Fare bird watching non è semplice: bisogna scegliere i giusti orari e adottare i giusti comportamenti: “Gli uccelli che frequentano l’Entella sono abituati a un po’ di rumore, per via delle automobili e delle biciclette, ma certo non si deve esagerare. I momenti migliori per avvistare gli uccelli? D’estate intorno alle 21, d’inverno alla mattina presto”. L’uccello migratore è un’ottima sentinella per studiare i cambiamenti climatici: “Dieci anni fa - ricorda Federica Bisanti - gli uccelli giungevano dalle nostre parti in grossi stormi. Da alcuni anni, invece, arrivano a singhiozzo e tutto dipende dalle variazioni del clima”.

Qualche settimana fa, ad esempio, si è registrato un avvistamento assolutamente singolare. “Nei monti della Val d’Aveto è comparso un esemplare di Piviere tortolino, in migrazione dalla Tundra, dove nidifica, verso l’Africa settentrionale, per andare a svernare dopo una sosta sui nostri monti. L’ultimo avvistamento di questa specie registrato in questa zona risale al settembre del 2008 sul monte Aiona.

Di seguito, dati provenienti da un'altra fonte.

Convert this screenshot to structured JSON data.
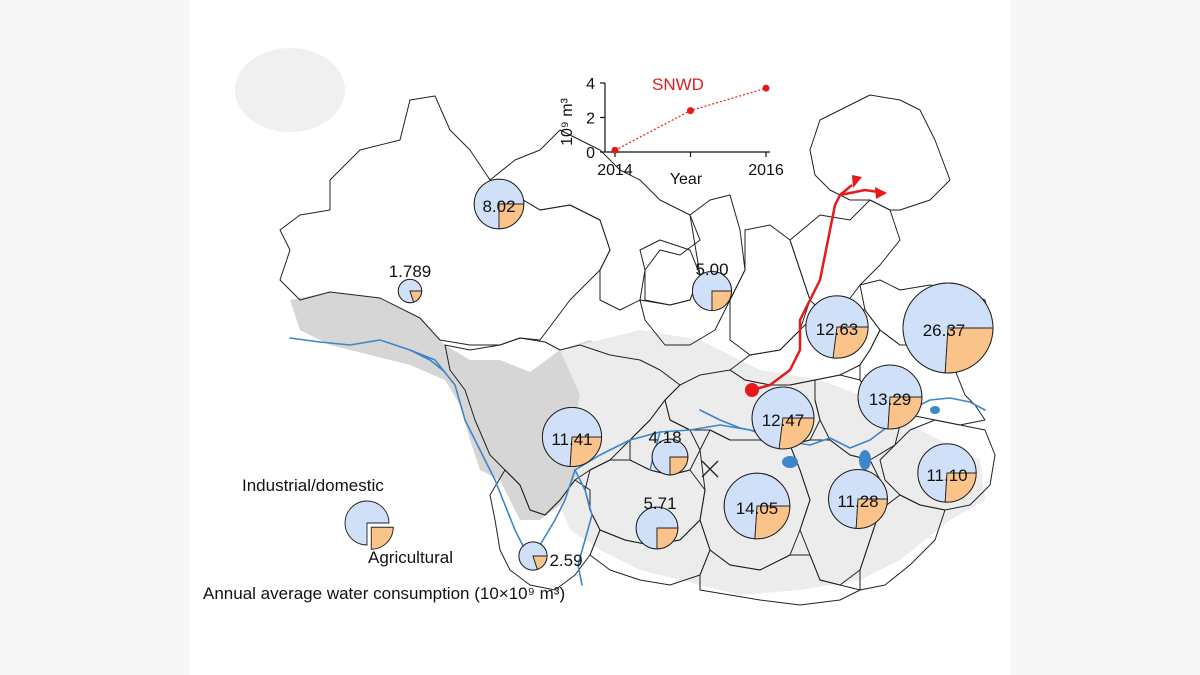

Nonostante i suoi soli 60 centimetri di apertura alare, è un migratore per eccellenza oltre che una presenza molto importante dal punto di vista ornitologico e conservazionistico. Rientra tra le specie particolarmente protette della ‘Direttiva Uccelli’, perché minacciato anche dai più banali interventi antropici in montagna, come l’apertura di una strada forestale o di un impianto sciistico. Il Piviere tortolino è infatti una specie dalle esigenze ecologiche abbastanza complesse: predilige la tundra artica e l’alta montagna, con rocce affioranti e vegetazione bassa, evita, invece, aree troppo boscose. In Italia ambienti simili si trovano solo in alcuni settori alpini, dove questo piccolo trampoliere nidifica solo eccezionalmente: le pochissime coppie censite non sono più di 4-5 e, pur suscitando grande interesse conservazionistico, non rappresentano che lo 0,1% della popolazione comunitaria complessiva”.

Aggiornare le statistiche fa parte delle attività della Lipu. Poi, c’è anche l’aspetto più operativo. “Siamo - si legge nella presentazione della onlus - un punto di riferimento per la difesa della natura in Italia. Curiamo ogni anno più di quindicimila animali selvatici in difficoltà in numerosi Centri Recupero o di Primo Soccorso in varie parti d’Italia. Gestiamo trenta Oasi e Riserve dove la natura è protetta e la gente può visitarla, conoscerla, innamorarsene”.

La Lipu Tigullio è tra le più attive: “Ci teniamo molto - conclude Federica Bisanti - Sui vari fronti impieghiamo tutte le nostre risorse, che ci arrivano dal tesseramento, così come dalle donazioni e dalle offerte durante i vari banchetti. Ogni quindici giorni, usciamo con articoli di stampa che illustrano quello che facciamo. C’è poi anche la rivista nazionale dell’associazione”.

Avvistare gli uccelli è molto, ma molto più di un passatempo.